Dr Dhara, I was moved by your gutsy and heartfelt article “Smile! Women as family doctors,” which appeared in the July issue of Canadian Family Physician.1 I was moved enough to respond with an acknowledgment of your experience to mitigate the risk of minimizing an everyday experience for most, if not all, female physicians.
I suspect you debated whether it was even worthwhile to put your thoughts down, let alone think them. After all, you are a practising family physician and a faculty member who is a role model and who teaches future physicians. Why make a fuss? we might all ask.
Well, I for one am glad you did. First, you decided to reflect on why this incident with the nurse who called out for you to smile got under your skin.1 That is notable when we as female physicians have become quite accustomed to what Beagan2 refers to as microaggressions throughout our training. These daily transgressions that communicate that we do not belong, or are not equal, have a cumulative effect that whittles away at self-image. Virtually every female physician experiences these events—none of them “big enough” or egregious enough to comment on or complain about. Just many ... daily.
The coping strategies we employ include self-blame (I could read this all through your statements1), disengagement, desensitization, and finally resignation. We call them coping, but with the evidence that female medical students become less confident as their training proceeds (compared with our male colleagues whose self-confidence increases with training),3,4 can we really sit complacently and ignore the effects these experiences have on more than 50% of our trainees? You and other readers might find a newly published book, Female Doctors in Canada. Experience and Culture,5,6 to be informative and engaging.
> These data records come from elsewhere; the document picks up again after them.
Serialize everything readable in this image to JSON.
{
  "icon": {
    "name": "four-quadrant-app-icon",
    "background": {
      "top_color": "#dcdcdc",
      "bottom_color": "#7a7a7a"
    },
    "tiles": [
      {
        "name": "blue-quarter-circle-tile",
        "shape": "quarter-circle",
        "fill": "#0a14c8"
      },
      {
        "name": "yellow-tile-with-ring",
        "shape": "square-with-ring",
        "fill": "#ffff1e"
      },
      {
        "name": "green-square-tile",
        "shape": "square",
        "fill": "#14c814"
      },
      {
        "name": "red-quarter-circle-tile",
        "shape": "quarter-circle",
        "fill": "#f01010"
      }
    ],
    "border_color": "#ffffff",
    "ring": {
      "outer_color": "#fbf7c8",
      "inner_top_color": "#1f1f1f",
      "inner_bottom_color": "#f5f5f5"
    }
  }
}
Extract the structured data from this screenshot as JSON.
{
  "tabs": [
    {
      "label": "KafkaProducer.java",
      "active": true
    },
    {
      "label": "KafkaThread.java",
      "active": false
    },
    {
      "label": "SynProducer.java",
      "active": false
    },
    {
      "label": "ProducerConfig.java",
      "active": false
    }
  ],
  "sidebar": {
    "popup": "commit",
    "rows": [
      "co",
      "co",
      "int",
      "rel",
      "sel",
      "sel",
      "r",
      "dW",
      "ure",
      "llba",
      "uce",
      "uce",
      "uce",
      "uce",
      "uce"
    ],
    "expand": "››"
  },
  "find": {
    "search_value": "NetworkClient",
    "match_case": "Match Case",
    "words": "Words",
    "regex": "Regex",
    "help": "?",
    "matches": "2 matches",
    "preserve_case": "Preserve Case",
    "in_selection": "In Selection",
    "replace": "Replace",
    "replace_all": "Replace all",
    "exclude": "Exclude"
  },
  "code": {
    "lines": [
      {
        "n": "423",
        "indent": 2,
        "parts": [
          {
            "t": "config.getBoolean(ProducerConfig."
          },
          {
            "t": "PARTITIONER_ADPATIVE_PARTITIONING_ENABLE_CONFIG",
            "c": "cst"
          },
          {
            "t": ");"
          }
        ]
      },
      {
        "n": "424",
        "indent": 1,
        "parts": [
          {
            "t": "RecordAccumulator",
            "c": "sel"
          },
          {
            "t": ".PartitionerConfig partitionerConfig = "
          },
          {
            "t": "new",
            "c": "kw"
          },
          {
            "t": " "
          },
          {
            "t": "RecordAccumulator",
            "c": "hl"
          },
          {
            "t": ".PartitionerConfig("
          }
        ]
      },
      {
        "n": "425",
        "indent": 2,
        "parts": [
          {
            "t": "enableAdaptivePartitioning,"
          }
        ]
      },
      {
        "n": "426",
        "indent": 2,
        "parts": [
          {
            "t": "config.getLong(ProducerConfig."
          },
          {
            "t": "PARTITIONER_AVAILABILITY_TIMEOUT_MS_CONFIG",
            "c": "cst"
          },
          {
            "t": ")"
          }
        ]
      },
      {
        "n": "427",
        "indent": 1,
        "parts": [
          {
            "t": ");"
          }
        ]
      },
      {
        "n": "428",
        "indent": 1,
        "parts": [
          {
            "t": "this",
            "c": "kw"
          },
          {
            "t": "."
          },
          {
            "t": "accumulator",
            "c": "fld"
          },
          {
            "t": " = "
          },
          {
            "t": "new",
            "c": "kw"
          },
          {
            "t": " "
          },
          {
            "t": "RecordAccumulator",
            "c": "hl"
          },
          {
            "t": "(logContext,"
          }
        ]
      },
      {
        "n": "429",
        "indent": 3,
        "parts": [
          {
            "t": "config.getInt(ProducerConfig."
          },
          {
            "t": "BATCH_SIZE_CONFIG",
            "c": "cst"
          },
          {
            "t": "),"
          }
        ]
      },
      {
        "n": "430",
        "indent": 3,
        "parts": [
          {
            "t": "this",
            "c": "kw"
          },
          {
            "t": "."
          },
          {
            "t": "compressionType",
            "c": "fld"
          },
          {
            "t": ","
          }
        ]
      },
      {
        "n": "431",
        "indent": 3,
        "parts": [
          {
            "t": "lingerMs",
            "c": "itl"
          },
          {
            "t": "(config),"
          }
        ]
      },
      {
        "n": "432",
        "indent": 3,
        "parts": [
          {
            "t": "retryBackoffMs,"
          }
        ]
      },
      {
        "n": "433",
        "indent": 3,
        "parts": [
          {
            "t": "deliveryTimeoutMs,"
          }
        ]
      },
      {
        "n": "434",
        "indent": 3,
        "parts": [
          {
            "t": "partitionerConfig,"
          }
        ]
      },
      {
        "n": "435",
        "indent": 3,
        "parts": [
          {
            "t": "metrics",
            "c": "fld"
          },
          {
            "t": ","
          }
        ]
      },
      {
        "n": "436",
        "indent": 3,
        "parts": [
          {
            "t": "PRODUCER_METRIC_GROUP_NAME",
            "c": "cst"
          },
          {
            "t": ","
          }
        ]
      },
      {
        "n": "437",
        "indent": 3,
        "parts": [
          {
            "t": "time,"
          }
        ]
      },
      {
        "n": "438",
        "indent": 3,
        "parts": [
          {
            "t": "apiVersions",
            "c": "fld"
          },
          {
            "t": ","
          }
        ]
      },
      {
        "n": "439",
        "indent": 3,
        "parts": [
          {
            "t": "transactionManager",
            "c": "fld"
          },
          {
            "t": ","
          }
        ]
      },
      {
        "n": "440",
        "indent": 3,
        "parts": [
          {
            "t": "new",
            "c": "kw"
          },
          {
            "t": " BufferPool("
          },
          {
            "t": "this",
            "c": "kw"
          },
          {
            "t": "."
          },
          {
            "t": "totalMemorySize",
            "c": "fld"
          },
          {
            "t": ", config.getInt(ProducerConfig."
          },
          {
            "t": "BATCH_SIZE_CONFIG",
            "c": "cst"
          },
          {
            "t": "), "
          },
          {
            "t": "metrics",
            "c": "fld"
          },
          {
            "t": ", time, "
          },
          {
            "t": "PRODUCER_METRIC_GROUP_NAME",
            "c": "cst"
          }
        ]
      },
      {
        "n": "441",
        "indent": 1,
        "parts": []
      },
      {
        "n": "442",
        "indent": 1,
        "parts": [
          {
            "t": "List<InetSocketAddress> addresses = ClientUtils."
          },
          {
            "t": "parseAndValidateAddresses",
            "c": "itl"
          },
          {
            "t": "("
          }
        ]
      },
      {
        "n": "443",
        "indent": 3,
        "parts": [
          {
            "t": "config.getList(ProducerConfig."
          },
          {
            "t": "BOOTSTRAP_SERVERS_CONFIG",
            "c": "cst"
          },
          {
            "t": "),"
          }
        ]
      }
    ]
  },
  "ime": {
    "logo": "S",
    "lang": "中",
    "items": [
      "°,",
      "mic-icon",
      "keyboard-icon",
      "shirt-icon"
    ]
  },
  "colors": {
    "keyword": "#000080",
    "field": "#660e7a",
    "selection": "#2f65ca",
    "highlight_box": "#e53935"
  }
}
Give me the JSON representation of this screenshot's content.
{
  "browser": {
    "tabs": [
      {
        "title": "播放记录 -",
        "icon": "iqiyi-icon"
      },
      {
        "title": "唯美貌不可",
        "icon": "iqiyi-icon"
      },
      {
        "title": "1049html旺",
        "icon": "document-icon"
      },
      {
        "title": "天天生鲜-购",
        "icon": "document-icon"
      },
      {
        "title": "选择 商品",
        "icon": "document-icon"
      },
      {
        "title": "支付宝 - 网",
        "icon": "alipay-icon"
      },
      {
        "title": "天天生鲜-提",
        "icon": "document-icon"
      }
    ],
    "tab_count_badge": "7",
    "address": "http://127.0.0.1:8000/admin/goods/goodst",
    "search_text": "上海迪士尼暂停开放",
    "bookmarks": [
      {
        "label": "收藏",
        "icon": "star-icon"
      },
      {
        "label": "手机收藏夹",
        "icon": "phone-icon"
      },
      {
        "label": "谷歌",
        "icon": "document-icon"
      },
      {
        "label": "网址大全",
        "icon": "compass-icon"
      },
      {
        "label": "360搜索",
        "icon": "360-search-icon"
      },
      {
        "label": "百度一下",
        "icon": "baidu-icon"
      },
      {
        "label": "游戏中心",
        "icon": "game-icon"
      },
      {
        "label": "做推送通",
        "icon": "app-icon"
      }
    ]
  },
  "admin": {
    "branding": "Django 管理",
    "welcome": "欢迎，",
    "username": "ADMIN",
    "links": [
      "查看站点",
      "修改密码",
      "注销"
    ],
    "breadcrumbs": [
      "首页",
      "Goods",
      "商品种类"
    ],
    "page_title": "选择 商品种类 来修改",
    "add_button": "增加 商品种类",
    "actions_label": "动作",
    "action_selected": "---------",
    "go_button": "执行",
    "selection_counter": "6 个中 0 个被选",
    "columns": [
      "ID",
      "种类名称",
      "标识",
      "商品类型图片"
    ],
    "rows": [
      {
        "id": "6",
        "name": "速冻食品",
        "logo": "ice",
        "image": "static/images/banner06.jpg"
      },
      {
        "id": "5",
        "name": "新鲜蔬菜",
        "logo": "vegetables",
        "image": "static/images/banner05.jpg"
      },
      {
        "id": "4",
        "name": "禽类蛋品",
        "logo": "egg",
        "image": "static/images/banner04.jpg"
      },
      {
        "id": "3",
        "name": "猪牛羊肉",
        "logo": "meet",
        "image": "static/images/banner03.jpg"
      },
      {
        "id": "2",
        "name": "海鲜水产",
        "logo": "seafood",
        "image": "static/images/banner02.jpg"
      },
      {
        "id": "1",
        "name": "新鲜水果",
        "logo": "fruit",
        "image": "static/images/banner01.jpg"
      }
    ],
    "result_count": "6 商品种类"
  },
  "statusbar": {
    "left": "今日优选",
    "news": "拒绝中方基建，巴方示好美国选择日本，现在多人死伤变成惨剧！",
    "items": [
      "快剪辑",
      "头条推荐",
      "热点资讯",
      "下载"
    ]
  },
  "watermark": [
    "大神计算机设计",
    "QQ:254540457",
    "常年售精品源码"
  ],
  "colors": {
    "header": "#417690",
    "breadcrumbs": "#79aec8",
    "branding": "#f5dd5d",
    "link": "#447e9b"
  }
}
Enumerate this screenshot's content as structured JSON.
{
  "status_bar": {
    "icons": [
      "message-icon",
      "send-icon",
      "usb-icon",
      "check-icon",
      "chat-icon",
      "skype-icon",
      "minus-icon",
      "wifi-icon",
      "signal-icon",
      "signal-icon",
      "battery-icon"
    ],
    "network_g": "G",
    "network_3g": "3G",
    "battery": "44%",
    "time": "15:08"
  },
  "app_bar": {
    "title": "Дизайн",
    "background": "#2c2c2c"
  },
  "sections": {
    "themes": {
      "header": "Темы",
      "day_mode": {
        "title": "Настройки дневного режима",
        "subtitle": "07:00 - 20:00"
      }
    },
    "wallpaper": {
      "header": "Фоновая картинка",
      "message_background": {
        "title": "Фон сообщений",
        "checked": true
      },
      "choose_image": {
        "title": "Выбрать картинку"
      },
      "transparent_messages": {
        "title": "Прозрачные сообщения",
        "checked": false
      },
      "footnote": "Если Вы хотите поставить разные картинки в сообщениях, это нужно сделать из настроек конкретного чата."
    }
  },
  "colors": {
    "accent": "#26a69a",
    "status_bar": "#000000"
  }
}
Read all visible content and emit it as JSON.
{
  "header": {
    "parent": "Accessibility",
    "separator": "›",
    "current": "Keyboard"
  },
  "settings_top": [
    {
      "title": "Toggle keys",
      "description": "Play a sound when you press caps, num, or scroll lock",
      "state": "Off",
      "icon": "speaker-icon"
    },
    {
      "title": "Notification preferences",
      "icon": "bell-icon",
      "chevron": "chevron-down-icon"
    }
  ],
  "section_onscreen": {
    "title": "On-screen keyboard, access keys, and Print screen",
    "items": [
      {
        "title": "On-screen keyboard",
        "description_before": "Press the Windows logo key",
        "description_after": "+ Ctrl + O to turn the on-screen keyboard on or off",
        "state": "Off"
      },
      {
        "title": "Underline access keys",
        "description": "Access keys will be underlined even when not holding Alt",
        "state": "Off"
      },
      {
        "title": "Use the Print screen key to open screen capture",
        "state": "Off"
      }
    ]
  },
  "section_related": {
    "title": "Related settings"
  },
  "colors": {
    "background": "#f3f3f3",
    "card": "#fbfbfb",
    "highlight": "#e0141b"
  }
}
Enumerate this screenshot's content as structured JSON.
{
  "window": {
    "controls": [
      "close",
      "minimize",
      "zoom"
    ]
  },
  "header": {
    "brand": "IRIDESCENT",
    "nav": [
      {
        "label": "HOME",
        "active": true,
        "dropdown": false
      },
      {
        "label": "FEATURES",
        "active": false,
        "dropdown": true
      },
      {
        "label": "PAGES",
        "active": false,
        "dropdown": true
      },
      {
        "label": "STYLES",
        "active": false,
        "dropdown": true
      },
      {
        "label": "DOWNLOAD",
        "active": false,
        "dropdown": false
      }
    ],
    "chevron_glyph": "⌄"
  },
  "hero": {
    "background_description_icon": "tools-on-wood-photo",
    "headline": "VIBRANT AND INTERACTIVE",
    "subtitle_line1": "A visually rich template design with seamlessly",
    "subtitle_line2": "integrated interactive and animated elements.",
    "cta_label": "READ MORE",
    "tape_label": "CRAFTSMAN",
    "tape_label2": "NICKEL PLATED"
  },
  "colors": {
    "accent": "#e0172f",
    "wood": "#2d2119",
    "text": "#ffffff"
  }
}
You tie your experience of marginalization as a female physician to the issue of career choice and a restriction or narrowing of the career choices of female medical students. I concur that this is a very important consideration in the choices that female students make and how the not so “hidden curriculum” of medicine is a gendered experience.7 Female and male students have considerably different experiences in their medical education. The result is a horizontal segregation of female students into a narrower career choice than our male colleagues have. Moulton and colleagues refer to this as paradigmatic trajectories and suggest that female physicians are absent from many disciplines because they lack opportunities to see and experience that discipline owing to gendered exclusion, and they think that they are not welcomed as legitimate participants in that discipline’s community.8
Female medical students when making career choices have a complex and conflicted task. In our 2018 study about medical students’ career choices published in Teaching and Learning in Medicine, colleagues and I identified differences in how male and female students articulated the factors in their career choice.9 Male students appeared to have a very harmonious integration of their personal and professional goals. Female students on the other hand experienced numerous conflicts between the personal and the professional. These contextual factors that created dissonance we identified as part of the culture of sexism, including lack of mentorship; inequitable treatment on clinical teams; stereotypes of “appropriate” specialty choices perpetuated by faculty, friends, family, and the students themselves; expectations of and commentary on their appearance and choice of dress; and partner and future family influence.
So women do choose family medicine more often than men do, and this is partly because of the factors articulated above—perhaps because they “see” themselves in family medicine and the fit feels good.
Certainly, society benefits from having so many capable, competent, and compassionate female physicians providing exemplary care. We should be loud and proud about what we bring to the practice of medicine and the care of our patients. Indeed, we know the evidence about how health care systems are best when supported by excellent primary care. However, choosing family medicine because it is what we want is different from choosing it because other doors are not open to us. Equity in medical education will only come when we begin to address the gendered experiences of female students. Speaking out, as you have, will foster a most needed dialogue about all students feeling welcome, included, and respected for what they bring to the practice of medicine.
Thank you, Dr Dhara, for your candid comments and your willingness to put them out there.
Footnotes
Competing interests
Dr Bethune was a contributing author for Female Doctors in Canada. Experience and Culture.